O düşüncelerine dalıp gitmişken Omi Omi'si naif sesiyle cevap vermişti
"Bilemiyorum Atsumu. Bana son şarkı söylemenden beri baya zaman geçti. Ama öyle demişsem beğenmişimdir hm?"
Atsumu içten içe sinirlenip "Sevgili Hinata'dan bakışlarını ve ilgini azıcık çekip etrafına baksaydın neden sana şarkı söylemediğimi anlardın. Aptal..." diye söylenmeye başlamıştı ama bunu kimsenin duyamayacağı ve onu anlayamayacağı bariz belliydi.
Hafifçe gülümsedi ve bal rengi gözlerini gece kadar karanlık ve derin gözlerin sahibine dikti.
"Haklısın Omi-kun."
Son bir kez gitarı tıngırdatıp akorlarını yaptığından emin olduktan sonra hafifçe öksürdü ve derin bir nefes aldı. Her zamanki sahte gülümsemesini yüzüne yerleştirdi ve acılarını arkasına sakladığı şapşal ve matrak Atsumu moduna geçti. Canı yanıyordu.

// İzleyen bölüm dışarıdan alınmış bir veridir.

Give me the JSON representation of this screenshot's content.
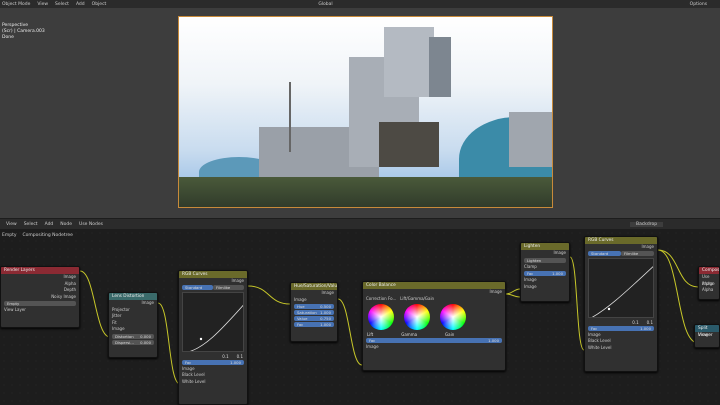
{
  "topbar": {
    "mode": "Object Mode",
    "menus": [
      "View",
      "Select",
      "Add",
      "Object"
    ],
    "transform": "Global",
    "options": "Options"
  },
  "viewport_overlay": {
    "line1": "Perspective",
    "line2": "(Scr) | Camera.003",
    "line3": "Done"
  },
  "nodebar": {
    "menus": [
      "View",
      "Select",
      "Add",
      "Node"
    ],
    "use_nodes": "Use Nodes",
    "backdrop": "Backdrop"
  },
  "breadcrumb": {
    "scene": "Empty",
    "tree": "Compositing Nodetree"
  },
  "nodes": {
    "render_layers": {
      "title": "Render Layers",
      "outputs": [
        "Image",
        "Alpha",
        "Depth",
        "Noisy Image"
      ],
      "scene": "Empty",
      "layer": "View Layer"
    },
    "lens": {
      "title": "Lens Distortion",
      "output": "Image",
      "opt1": "Projector",
      "opt2": "Jitter",
      "opt3": "Fit",
      "input": "Image",
      "f1": "Distortion",
      "v1": "0.000",
      "f2": "Dispersi...",
      "v2": "0.000"
    },
    "rgb1": {
      "title": "RGB Curves",
      "output": "Image",
      "tab1": "Standard",
      "tab2": "Filmlike",
      "fac": "Fac",
      "facv": "1.000",
      "in1": "Image",
      "in2": "Black Level",
      "in3": "White Level",
      "p1": "0.1",
      "p2": "0.1"
    },
    "hsv": {
      "title": "Hue/Saturation/Value",
      "output": "Image",
      "input": "Image",
      "fields": [
        [
          "Hue",
          "0.500"
        ],
        [
          "Saturation",
          "1.000"
        ],
        [
          "Value",
          "0.750"
        ],
        [
          "Fac",
          "1.000"
        ]
      ]
    },
    "cb": {
      "title": "Color Balance",
      "output": "Image",
      "corr": "Correction Fo...",
      "mode": "Lift/Gamma/Gain",
      "l1": "Lift",
      "l2": "Gamma",
      "l3": "Gain",
      "fac": "Fac",
      "facv": "1.000",
      "input": "Image"
    },
    "lighten": {
      "title": "Lighten",
      "output": "Image",
      "mode": "Lighten",
      "clamp": "Clamp",
      "fac": "Fac",
      "facv": "1.000",
      "in1": "Image",
      "in2": "Image"
    },
    "rgb2": {
      "title": "RGB Curves",
      "output": "Image",
      "tab1": "Standard",
      "tab2": "Filmlike",
      "fac": "Fac",
      "facv": "1.000",
      "in1": "Image",
      "in2": "Black Level",
      "in3": "White Level",
      "p1": "0.1",
      "p2": "0.1"
    },
    "composite": {
      "title": "Composite",
      "opt": "Use Alpha",
      "in1": "Image",
      "in2": "Alpha"
    },
    "viewer": {
      "title": "Split Viewer",
      "in1": "Image"
    }
  }
}
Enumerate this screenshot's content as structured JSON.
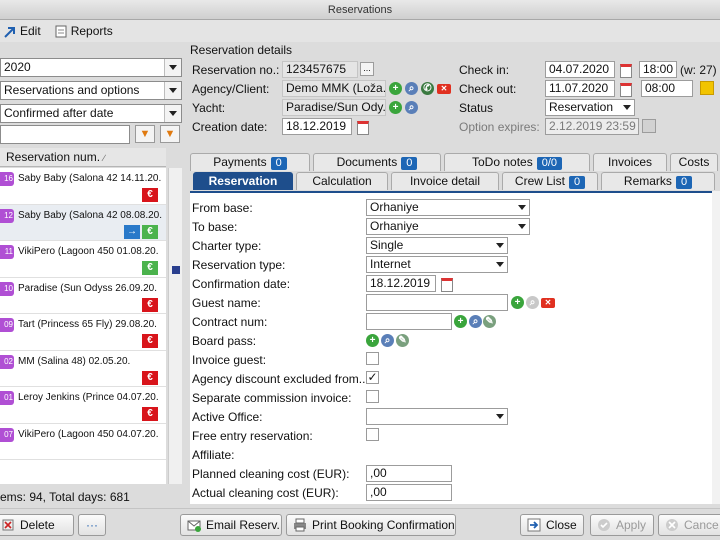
{
  "window": {
    "title": "Reservations"
  },
  "menu": {
    "edit": "Edit",
    "reports": "Reports"
  },
  "filters": {
    "year": "2020",
    "type": "Reservations and options",
    "sort": "Confirmed after date",
    "search_value": ""
  },
  "list": {
    "header": "Reservation num.",
    "rows": [
      {
        "badge": "16",
        "text": "Saby Baby (Salona 42 14.11.20.",
        "icons": [
          "€"
        ]
      },
      {
        "badge": "12",
        "text": "Saby Baby (Salona 42 08.08.20.",
        "icons": [
          "→",
          "€"
        ]
      },
      {
        "badge": "11",
        "text": "VikiPero (Lagoon 450 01.08.20.",
        "icons": [
          "€"
        ]
      },
      {
        "badge": "10",
        "text": "Paradise (Sun Odyss   26.09.20.",
        "icons": [
          "€"
        ]
      },
      {
        "badge": "09",
        "text": "Tart (Princess 65 Fly) 29.08.20.",
        "icons": [
          "€"
        ]
      },
      {
        "badge": "02",
        "text": "MM  (Salina 48)          02.05.20.",
        "icons": [
          "€"
        ]
      },
      {
        "badge": "01",
        "text": "Leroy Jenkins (Prince 04.07.20.",
        "icons": [
          "€"
        ]
      },
      {
        "badge": "07",
        "text": "VikiPero (Lagoon 450 04.07.20.",
        "icons": []
      }
    ],
    "summary": "ems: 94,  Total days: 681"
  },
  "details": {
    "section_title": "Reservation details",
    "reservation_no_label": "Reservation no.:",
    "reservation_no": "123457675",
    "agency_label": "Agency/Client:",
    "agency": "Demo MMK (Loža...",
    "yacht_label": "Yacht:",
    "yacht": "Paradise/Sun Ody...",
    "creation_label": "Creation date:",
    "creation_date": "18.12.2019",
    "checkin_label": "Check in:",
    "checkin_date": "04.07.2020",
    "checkin_time": "18:00",
    "week": "(w: 27)",
    "checkout_label": "Check out:",
    "checkout_date": "11.07.2020",
    "checkout_time": "08:00",
    "status_label": "Status",
    "status": "Reservation",
    "option_label": "Option expires:",
    "option_expires": "2.12.2019 23:59"
  },
  "tabs_top": [
    {
      "label": "Payments",
      "count": "0"
    },
    {
      "label": "Documents",
      "count": "0"
    },
    {
      "label": "ToDo notes",
      "count": "0/0"
    },
    {
      "label": "Invoices",
      "count": ""
    },
    {
      "label": "Costs",
      "count": ""
    }
  ],
  "tabs_bottom": [
    {
      "label": "Reservation",
      "count": ""
    },
    {
      "label": "Calculation",
      "count": ""
    },
    {
      "label": "Invoice detail",
      "count": ""
    },
    {
      "label": "Crew List",
      "count": "0"
    },
    {
      "label": "Remarks",
      "count": "0"
    }
  ],
  "form": {
    "from_base_label": "From base:",
    "from_base": "Orhaniye",
    "to_base_label": "To base:",
    "to_base": "Orhaniye",
    "charter_type_label": "Charter type:",
    "charter_type": "Single",
    "reservation_type_label": "Reservation type:",
    "reservation_type": "Internet",
    "confirmation_label": "Confirmation date:",
    "confirmation_date": "18.12.2019",
    "guest_name_label": "Guest name:",
    "guest_name": "",
    "contract_num_label": "Contract num:",
    "contract_num": "",
    "board_pass_label": "Board pass:",
    "invoice_guest_label": "Invoice guest:",
    "agency_discount_label": "Agency discount excluded from...",
    "separate_commission_label": "Separate commission invoice:",
    "active_office_label": "Active Office:",
    "active_office": "",
    "free_entry_label": "Free entry reservation:",
    "affiliate_label": "Affiliate:",
    "planned_cleaning_label": "Planned cleaning cost (EUR):",
    "planned_cleaning": ",00",
    "actual_cleaning_label": "Actual cleaning cost (EUR):",
    "actual_cleaning": ",00"
  },
  "bottom": {
    "delete": "Delete",
    "more": "···",
    "email": "Email Reserv.",
    "print": "Print Booking Confirmation",
    "close": "Close",
    "apply": "Apply",
    "cancel": "Cance"
  },
  "colors": {
    "accent": "#1e4e8c",
    "badge": "#b04fd4",
    "euro": "#d8141b",
    "check": "#4bb34d"
  }
}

"Evvet sayın seyirciler, Atsumu ile sahil başı müzik zamanına hoş geldiniz. Rakılarınızı hazırlamayı unutmayın. Bu gece size dramanın alasını yaşatacağım."
"Ulan sana depresyona sok diye mi şarkı söyle dedik it?"
Atsumu gözlerini devirerek şimdiden söylenmeye başlayan ikizine baktı. İtici bir gülümseme ile konuşmaya devam etti.
"Öhöm, yayınımız köpekler bastı. Bir dakikalığına ara veriyoruz. Bir dakika sonra tekrar burada olacağız, lütfen beklemede kalın."
Der demez Osamu'ya çemkirmeye başladı.
"Siz demediniz mi söyle diye lan? İçimden öyle geldi öyle söyleyeceğim. Kudurabilirsin kuçu kuçu."
Osamu daha fazla uzatmamak adına gözlerini devirerek başını sevgilisinin omzuna yasladı. Atsumu ikizi ve çocukluk arkadaşları Suna'nın ilişkilerine çok özeniyordu. Bazen Omi Omi'si ile öyle olsalardı nasıl olurdu diye hayal edip sonrasından bunun imkansız olduğunu fark edince dondurma gecesi yapıyordu.